WASHINGTON (Reuters) - President Barack Obama will name billionaire Warren Buffett one of fifteen winners of the 2010 Medal of Freedom, a White House official said on Wednesday.
Buffett, one of the world’s most successful investors who has donated a vast chunk of his fortune to charity, will receive the medal at a White House ceremony early next year. The award is the highest U.S. civilian honor.
Chairman and chief executive of Berkshire Hathaway Inc, Buffett unexpectedly announced in 2006 that he would give away the bulk of his fortune, worth about $40 billion, mostly to the Bill and Melinda Gates Foundation.
Buffett is one of Obama’s closest defenders in the business community and the president has sought his counsel dating back to the 2008 presidential campaign and since.
In a letter published on Wednesday by the New York Times, Buffett praised Federal Reserve Chairman Ben Bernanke, former President George W. Bush and other government officials for leading efforts to bail out the economy during the financial crisis two years ago.
He said the government’s decision to buy up assets many investors considered to be toxic had helped pull back the economy from the brink of collapse.
Buffett said that all corporate America’s dominoes were lined up and were ready to topple in the aftermath of Lehman Brothers bankruptcy in September 2008.

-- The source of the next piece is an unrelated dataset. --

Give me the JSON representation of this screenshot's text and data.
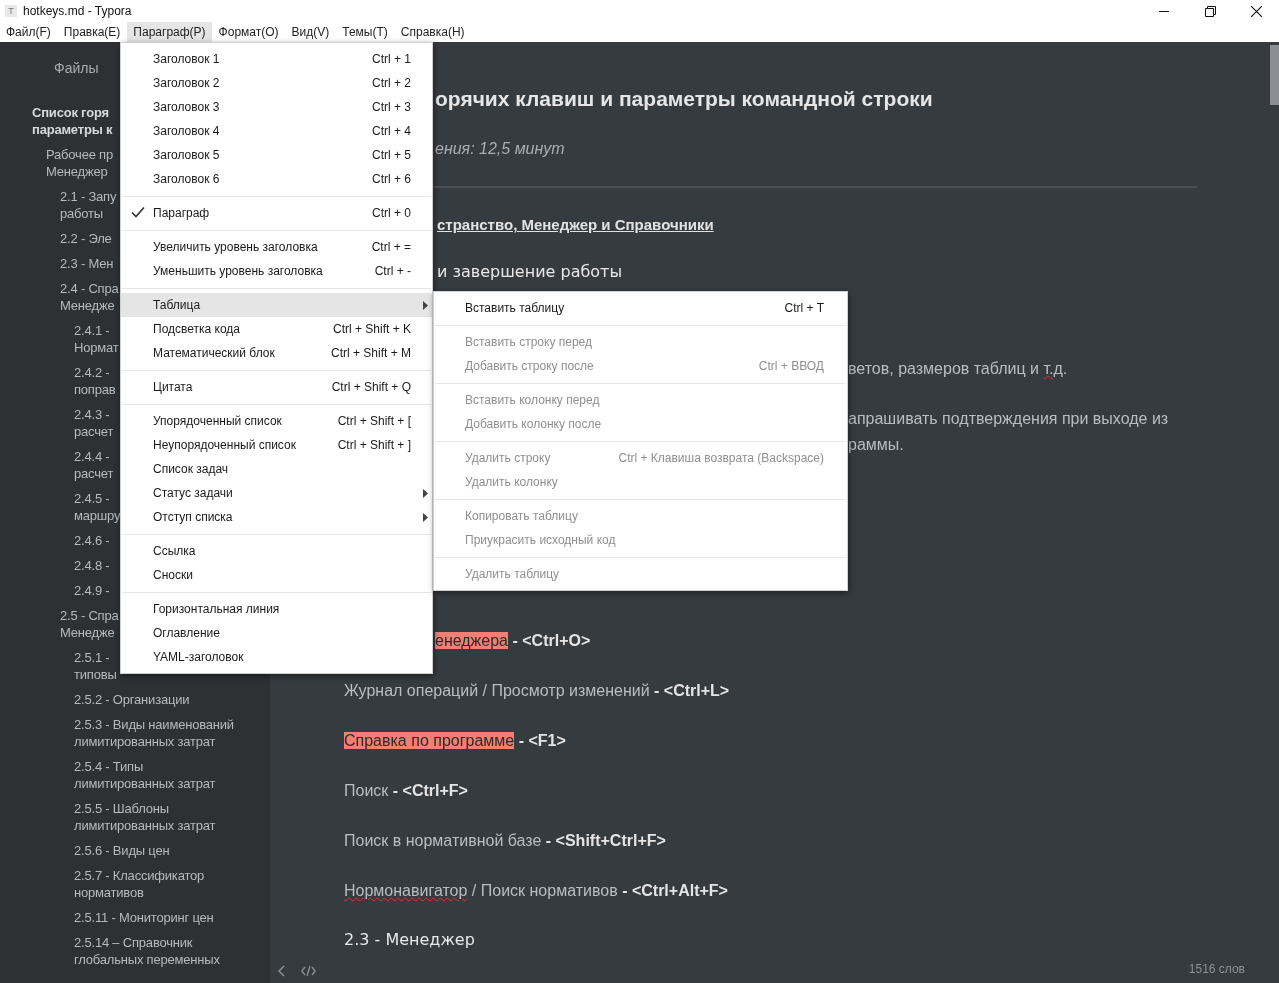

“My own company, Berkshire Hathaway, might have been the last to fall, but that distinction provided little solace,” Buffett, nicknamed the Oracle of Omaha, said.
The Medal of Freedom is given to people deemed to have made particularly significant contributions to U.S. security, peace generally, or in cultural or other significant areas.
Recipients of the 2009 award included British physicist Stephen Hawking, Sandra Day O’Connor, who was the first woman to ever sit on the United States Supreme Court, tennis star Billie Jean King and actor Sydney Poitier.